Oordeel 2022-078, zorgvuldig, NVO-melding, hart- of vaataandoening, uitzichtloos en ondraaglijk lijden.

Patiënt leed ondraaglijk door perifeer arterieel vaatlijden en hartfalen.

In meldingen waarin de commissie van oordeel is dat de arts aan alle zorgvuldigheidseisen voldaan heeft en die geen enkele vraag oproepen, wordt de arts vrijwel altijd in een korte brief op de hoogte gesteld van de uitkomst van de beoordeling. De hieronder staande casus betreft een dergelijke melding. De tekst is dus niet een verzonden oordeel, maar een samenvatting van de casuïstiek van de betreffende melding.

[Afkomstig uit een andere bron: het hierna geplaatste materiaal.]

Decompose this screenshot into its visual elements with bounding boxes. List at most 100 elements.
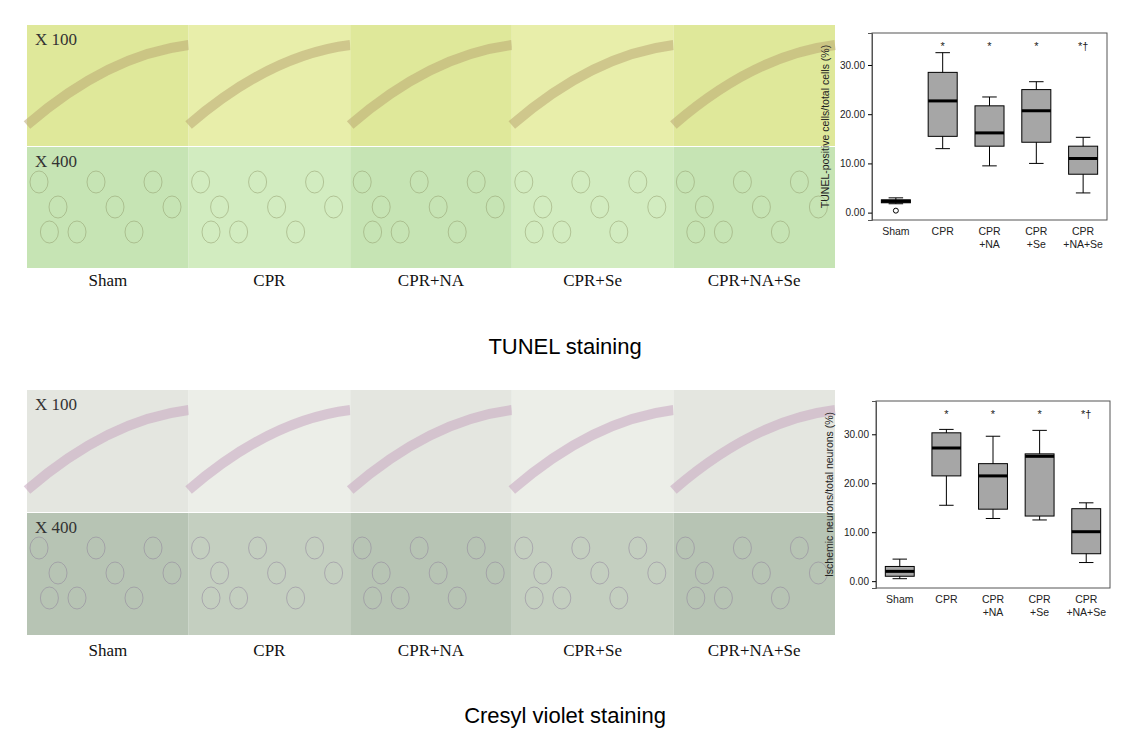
- cell: [106, 562, 124, 584]
- cell-layer: [512, 45, 674, 125]
- magnification-label: X 100: [35, 30, 77, 49]
- micrograph: [27, 147, 189, 268]
- cell: [287, 587, 305, 609]
- cell: [629, 537, 647, 559]
- significance-label: *: [944, 408, 949, 420]
- micrograph: [189, 390, 351, 512]
- y-tick-label: 20.00: [840, 109, 865, 120]
- cell-layer: [350, 410, 512, 490]
- median: [928, 99, 957, 102]
- cell: [268, 562, 286, 584]
- whisker-cap-high: [935, 52, 950, 53]
- cell: [40, 587, 58, 609]
- micrograph: [27, 25, 189, 146]
- cell-layer: [27, 45, 189, 125]
- magnification-label: X 100: [35, 395, 77, 414]
- median: [1072, 530, 1101, 533]
- whisker-cap-low: [939, 505, 953, 506]
- micrograph: [673, 513, 835, 635]
- y-tick-mark: [872, 483, 876, 484]
- y-tick: 0.00: [850, 576, 876, 587]
- cell: [211, 196, 229, 218]
- cell: [249, 537, 267, 559]
- cell: [353, 537, 371, 559]
- outlier: [893, 208, 898, 213]
- cell-layer: [350, 45, 512, 125]
- y-tick-label: 20.00: [844, 478, 869, 489]
- whisker-cap-high: [889, 197, 904, 198]
- cell: [125, 587, 143, 609]
- cell: [325, 562, 343, 584]
- box-group: [885, 559, 914, 579]
- micrograph: [512, 390, 674, 512]
- micrograph: [350, 147, 512, 268]
- cell: [515, 171, 533, 193]
- x-tick-label: CPR+NA+Se: [1063, 225, 1103, 250]
- cell: [202, 587, 220, 609]
- y-tick-mark: [872, 434, 876, 435]
- cell: [790, 537, 808, 559]
- box-group: [928, 53, 957, 149]
- x-tick-label: CPR+NA: [978, 225, 1001, 250]
- cell: [714, 587, 732, 609]
- cell: [192, 171, 210, 193]
- cell: [591, 562, 609, 584]
- median: [1025, 455, 1054, 458]
- cell: [249, 171, 267, 193]
- cell: [410, 171, 428, 193]
- cell: [534, 562, 552, 584]
- group-label: CPR+NA: [398, 271, 465, 290]
- x-tick-label: CPR+NA: [982, 593, 1005, 618]
- significance-label: *: [1037, 408, 1042, 420]
- y-tick-label: 30.00: [844, 429, 869, 440]
- median: [885, 570, 914, 573]
- group-label: Sham: [88, 641, 127, 660]
- cell: [486, 196, 504, 218]
- cell: [364, 587, 382, 609]
- x-tick-label: CPR+NA+Se: [1066, 593, 1106, 618]
- whisker-cap-high: [1079, 502, 1093, 503]
- cell: [733, 171, 751, 193]
- cell: [486, 562, 504, 584]
- x-tick-label: CPR: [935, 593, 958, 605]
- x-tick-label: Sham: [886, 593, 914, 605]
- cell: [287, 221, 305, 243]
- cell: [144, 171, 162, 193]
- box-group: [975, 97, 1004, 166]
- y-tick: 30.00: [844, 429, 876, 440]
- cell: [211, 562, 229, 584]
- figure: X 100X 400ShamCPRCPR+NACPR+SeCPR+NA+SeTU…: [0, 0, 1141, 743]
- cell: [771, 221, 789, 243]
- magnification-label: X 400: [35, 518, 77, 537]
- box-group: [979, 436, 1008, 518]
- cell: [467, 171, 485, 193]
- box-group: [1072, 503, 1101, 563]
- cell: [733, 537, 751, 559]
- whisker-cap-low: [1076, 192, 1091, 193]
- group-label: CPR+NA: [398, 641, 465, 660]
- caption: TUNEL staining: [488, 334, 641, 359]
- whisker-cap-high: [893, 559, 907, 560]
- cell: [525, 221, 543, 243]
- median: [979, 474, 1008, 477]
- whisker-cap-high: [939, 429, 953, 430]
- boxes: [885, 429, 1100, 578]
- cell: [572, 171, 590, 193]
- y-tick-label: 10.00: [840, 158, 865, 169]
- significance-label: *: [987, 40, 992, 52]
- median: [1069, 157, 1098, 160]
- box: [885, 566, 914, 576]
- cell: [714, 221, 732, 243]
- cell-layer: [673, 410, 835, 490]
- cell: [771, 587, 789, 609]
- plot-frame: [876, 401, 1110, 588]
- micrograph: [27, 390, 189, 512]
- magnification-label: X 400: [35, 152, 77, 171]
- cell: [553, 221, 571, 243]
- y-tick-mark: [868, 163, 872, 164]
- cell: [40, 221, 58, 243]
- median: [1022, 109, 1051, 112]
- y-tick-mark: [868, 114, 872, 115]
- whisker-cap-high: [1032, 430, 1046, 431]
- whisker-cap-high: [982, 96, 997, 97]
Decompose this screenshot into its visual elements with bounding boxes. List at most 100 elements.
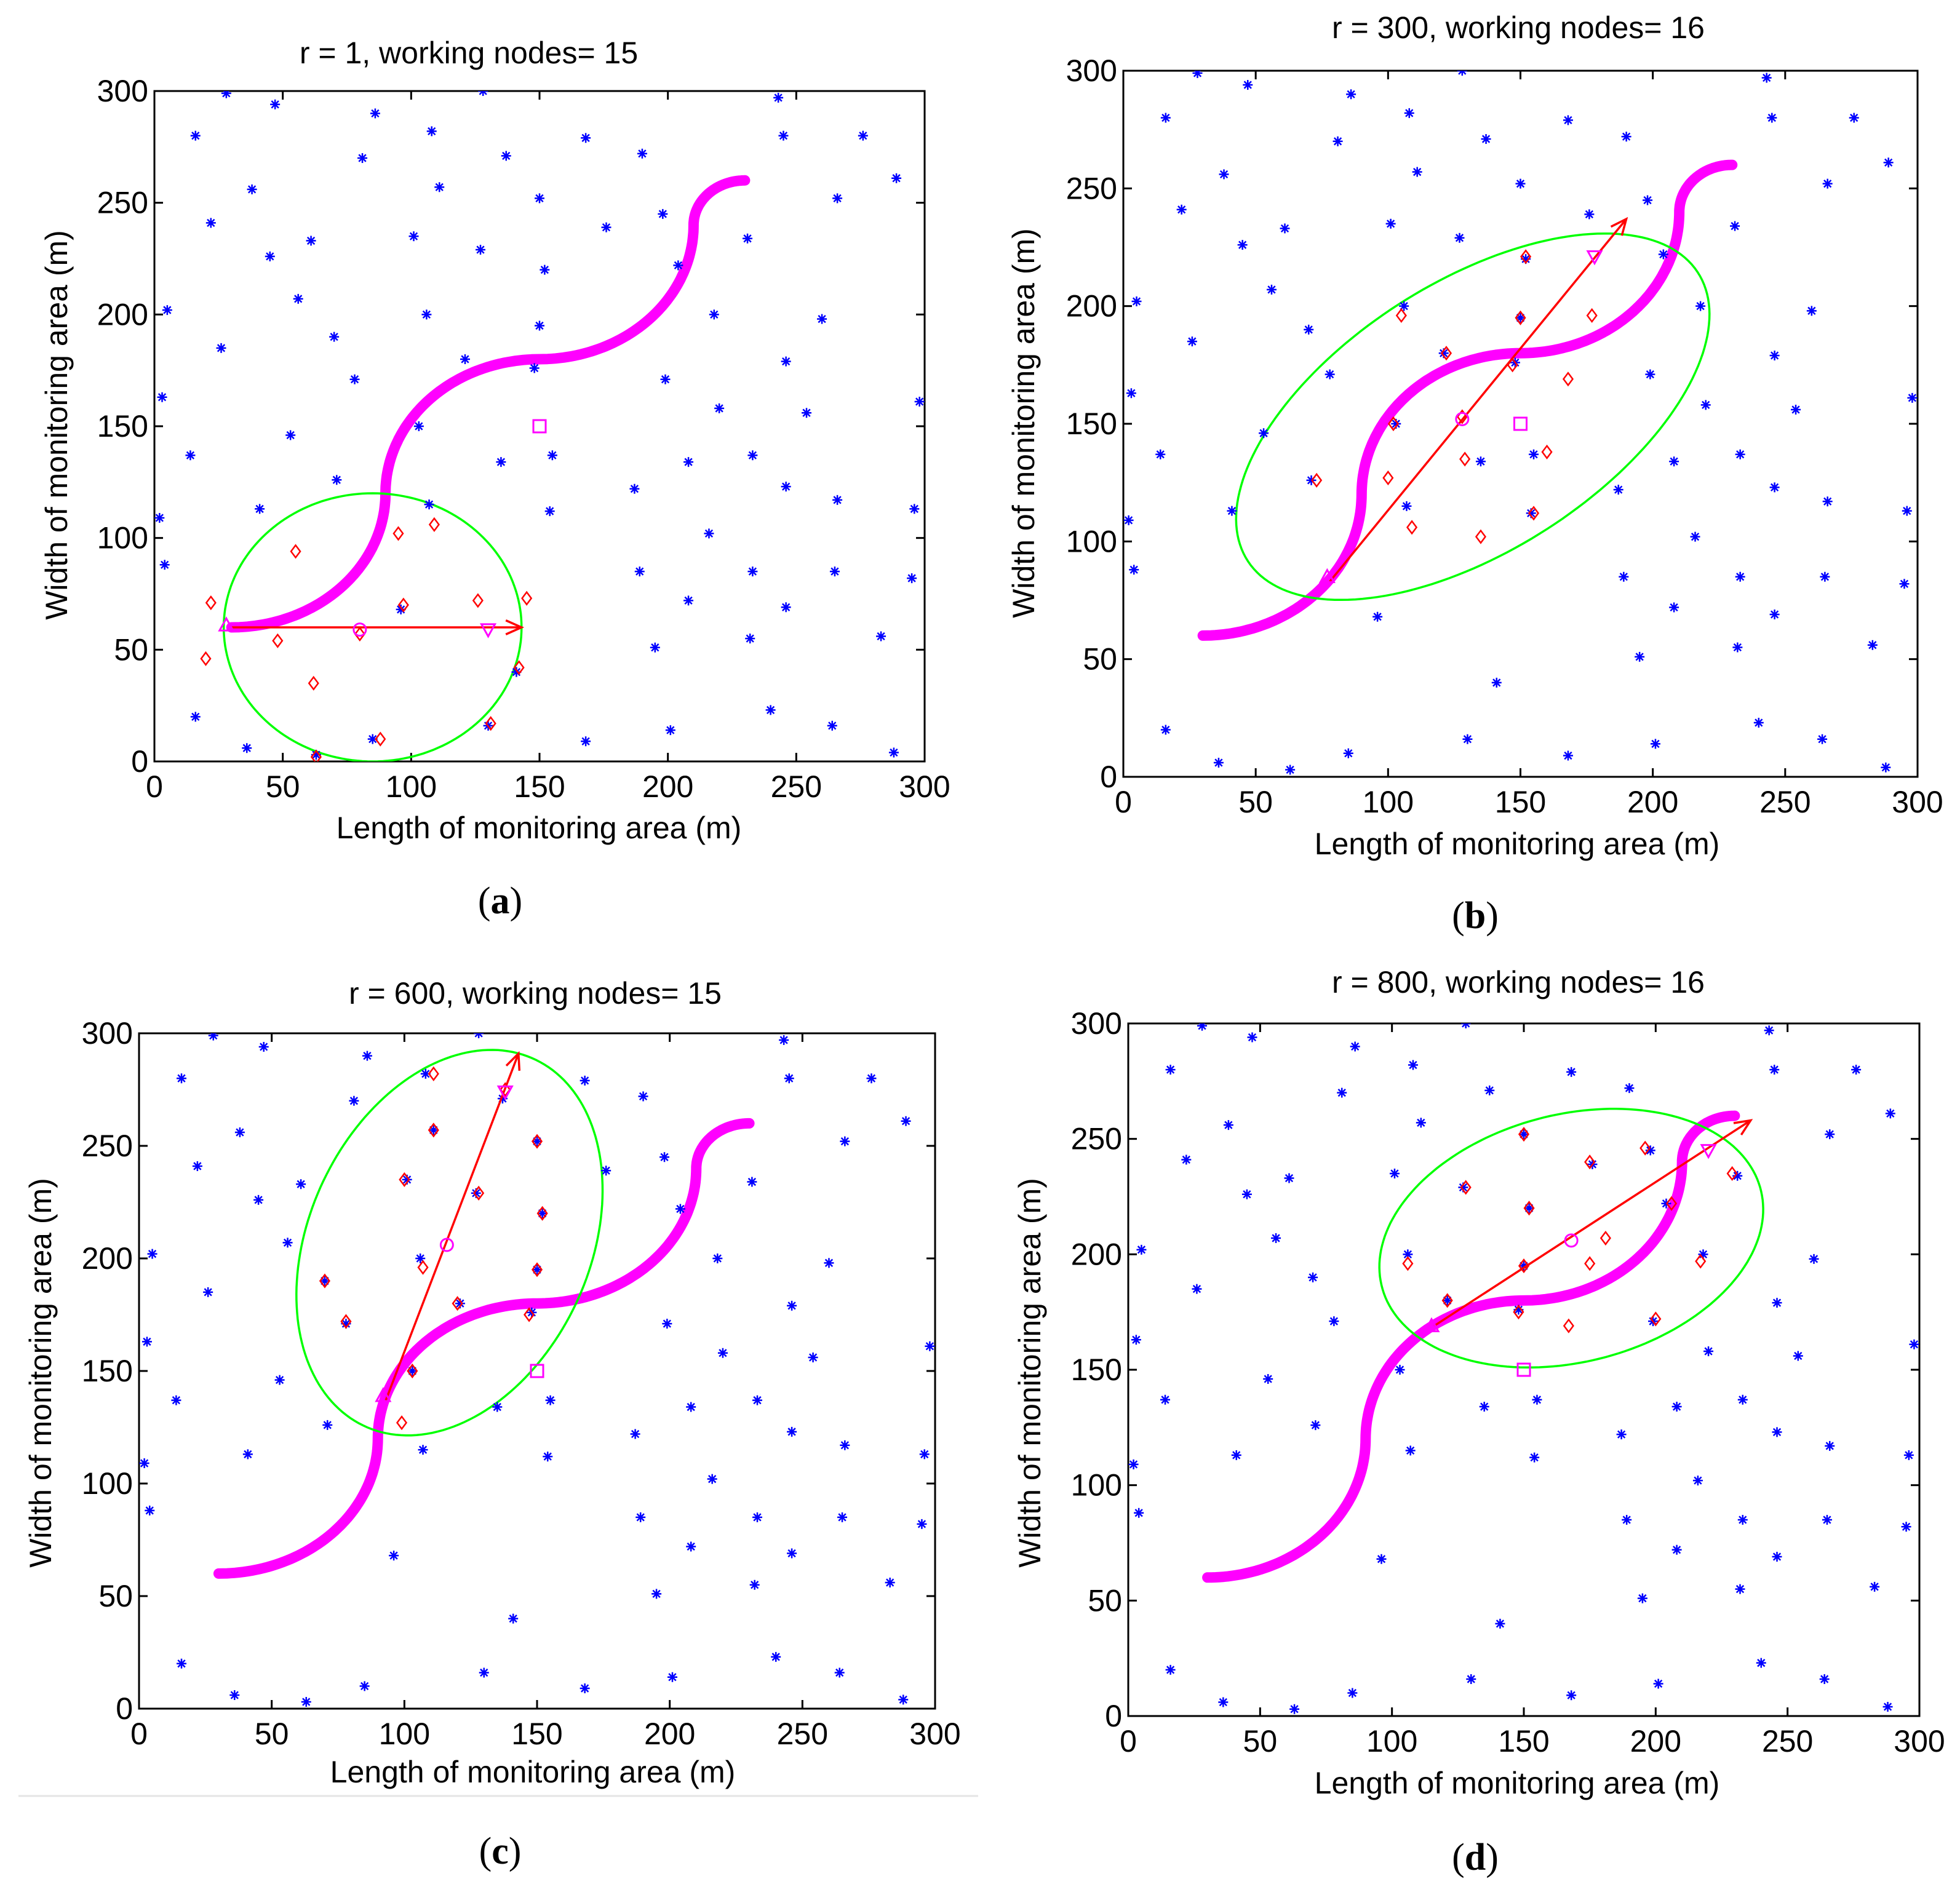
panel-c-node xyxy=(752,1512,763,1522)
panel-a-start-marker xyxy=(218,616,235,632)
panel-a-node xyxy=(426,126,437,137)
panel-c-node xyxy=(638,1091,648,1102)
panel-d-xtick-label: 0 xyxy=(1120,1724,1137,1758)
panel-b-node xyxy=(1907,392,1918,403)
panel-c-node xyxy=(919,1449,930,1460)
panel-d-node xyxy=(1671,1544,1682,1555)
panel-b-node xyxy=(1515,178,1526,189)
panel-d-node xyxy=(1735,1584,1745,1594)
panel-a-caption-letter: a xyxy=(491,880,510,922)
panel-d-node xyxy=(1310,1420,1321,1431)
panel-c-ellipse xyxy=(295,1049,604,1437)
panel-c-node xyxy=(402,1174,412,1185)
panel-b-node xyxy=(1619,571,1629,582)
panel-b-working-node xyxy=(1528,506,1540,521)
panel-c-xtick-label: 200 xyxy=(644,1717,695,1751)
panel-d-arrow-head xyxy=(1733,1119,1753,1136)
panel-c-node xyxy=(779,1035,789,1045)
panel-a-node xyxy=(460,354,470,364)
panel-d-node xyxy=(1160,1394,1171,1405)
panel-b-node xyxy=(1883,157,1894,168)
panel-c-node xyxy=(580,1075,590,1086)
panel-b-arrow-shaft xyxy=(1329,218,1627,582)
panel-c-working-node xyxy=(452,1296,463,1311)
panel-c-node xyxy=(359,1681,370,1691)
panel-b-xlabel: Length of monitoring area (m) xyxy=(1315,827,1720,861)
panel-c-working-node xyxy=(340,1314,352,1329)
panel-d-node xyxy=(1885,1108,1895,1119)
panel-c-ytick-label: 150 xyxy=(82,1354,133,1388)
panel-c-working-node xyxy=(407,1363,418,1379)
panel-c-node xyxy=(834,1667,845,1678)
panel-c: r = 600, working nodes= 15 0 50 100 150 200 2… xyxy=(23,976,961,1872)
panel-d-working-node xyxy=(1639,1140,1651,1156)
panel-d-node xyxy=(1376,1554,1387,1564)
panel-c-working-node xyxy=(428,1122,439,1138)
panel-c-node xyxy=(837,1512,848,1522)
panel-a-node xyxy=(408,231,419,242)
panel-b-node xyxy=(1491,677,1502,688)
panel-a-node xyxy=(704,528,714,539)
panel-c-working-node xyxy=(531,1262,543,1277)
panel-d-node xyxy=(1825,1129,1835,1140)
panel-c-working-node xyxy=(536,1206,548,1221)
panel-a-node xyxy=(765,705,776,715)
panel-a-node xyxy=(221,91,231,98)
panel-c-node xyxy=(787,1426,797,1437)
panel-b-working-node xyxy=(1475,529,1487,544)
panel-a-node xyxy=(709,309,719,320)
panel-d-ytick-label: 250 xyxy=(1071,1122,1122,1156)
panel-b-xtick-label: 100 xyxy=(1363,785,1414,819)
panel-d-ytick-label: 0 xyxy=(1105,1699,1122,1733)
panel-d-node xyxy=(1263,1374,1273,1385)
panel-c-node xyxy=(630,1429,640,1439)
panel-d-node xyxy=(1903,1450,1914,1460)
panel-a-node xyxy=(367,734,378,744)
panel-d-working-node xyxy=(1584,1154,1596,1170)
panel-b-node xyxy=(1769,609,1780,619)
panel-c-node xyxy=(840,1136,850,1146)
panel-a-node xyxy=(424,499,434,510)
panel-a-data xyxy=(154,91,925,761)
panel-a-ellipse xyxy=(222,492,523,761)
panel-b-node xyxy=(1343,748,1353,758)
panel-c-node xyxy=(177,1658,187,1669)
panel-c-node xyxy=(808,1353,818,1363)
panel-c-node xyxy=(428,1125,439,1135)
panel-a-working-node xyxy=(308,675,319,691)
panel-c-node xyxy=(925,1341,935,1351)
panel-d-node xyxy=(1165,1065,1176,1075)
panel-c-end-marker xyxy=(496,1085,514,1101)
panel-c-node xyxy=(885,1578,895,1588)
panel-d-node xyxy=(1519,1261,1529,1271)
panel-a-ytick-label: 200 xyxy=(97,297,148,332)
panel-c-ytick-label: 300 xyxy=(82,1016,133,1051)
panel-c-working-node xyxy=(473,1185,485,1201)
panel-a-node xyxy=(909,504,920,514)
panel-c-node xyxy=(471,1188,481,1198)
panel-b-node xyxy=(1881,762,1891,773)
panel-b-xtick-label: 50 xyxy=(1238,785,1273,819)
panel-d-title: r = 800, working nodes= 16 xyxy=(1332,965,1705,999)
panel-a-node xyxy=(496,457,506,467)
panel-d-node xyxy=(1909,1339,1919,1349)
panel-c-node xyxy=(492,1402,503,1412)
panel-d-square-marker xyxy=(1516,1362,1531,1377)
panel-d-ytick-label: 300 xyxy=(1071,1006,1122,1041)
panel-d-node xyxy=(1698,1249,1708,1260)
panel-a-node xyxy=(747,450,758,461)
panel-c-node xyxy=(824,1258,834,1268)
panel-b-ytick-label: 100 xyxy=(1066,524,1117,558)
panel-c-ytick-label: 200 xyxy=(82,1241,133,1276)
panel-a-node xyxy=(673,260,683,271)
panel-b-node xyxy=(1385,218,1396,229)
panel-a-node xyxy=(413,421,424,431)
panel-a-xtick-label: 300 xyxy=(899,769,950,804)
panel-a-node xyxy=(907,573,917,584)
panel-c-ytick-label: 250 xyxy=(82,1129,133,1163)
panel-d-node xyxy=(1442,1295,1452,1306)
panel-b-node xyxy=(1849,113,1859,123)
panel-a-xtick-label: 200 xyxy=(642,769,693,804)
panel-a-node xyxy=(743,233,753,244)
panel-b-working-node xyxy=(1541,444,1553,460)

Bij een vrouw, tussen de zeventig en tachtig jaar oud, was sinds geruime tijd voor het overlijden sprake van perifeer arterieel vaatlijden (een vernauwing of afsluiting in de slagader naar het been veroorzaakt door slagaderverkalking). Hierdoor nam de pijn in de linkervoet van de vrouw geleidelijk aan steeds verder toe. Circa een maand voor het overlijden werd bij een ziekenhuisopname geconstateerd dat de vaten in het linkerbeen zodanig slecht waren dat alleen een bovenbeenamputatie nog mogelijk was. Gezien de hieraan verbonden risico’s en slechte conditie van de vrouw werd hier gemotiveerd van af gezien. Tevens werd tijdens de ziekenhuisopname vastgesteld dat sprake was van hartfalen.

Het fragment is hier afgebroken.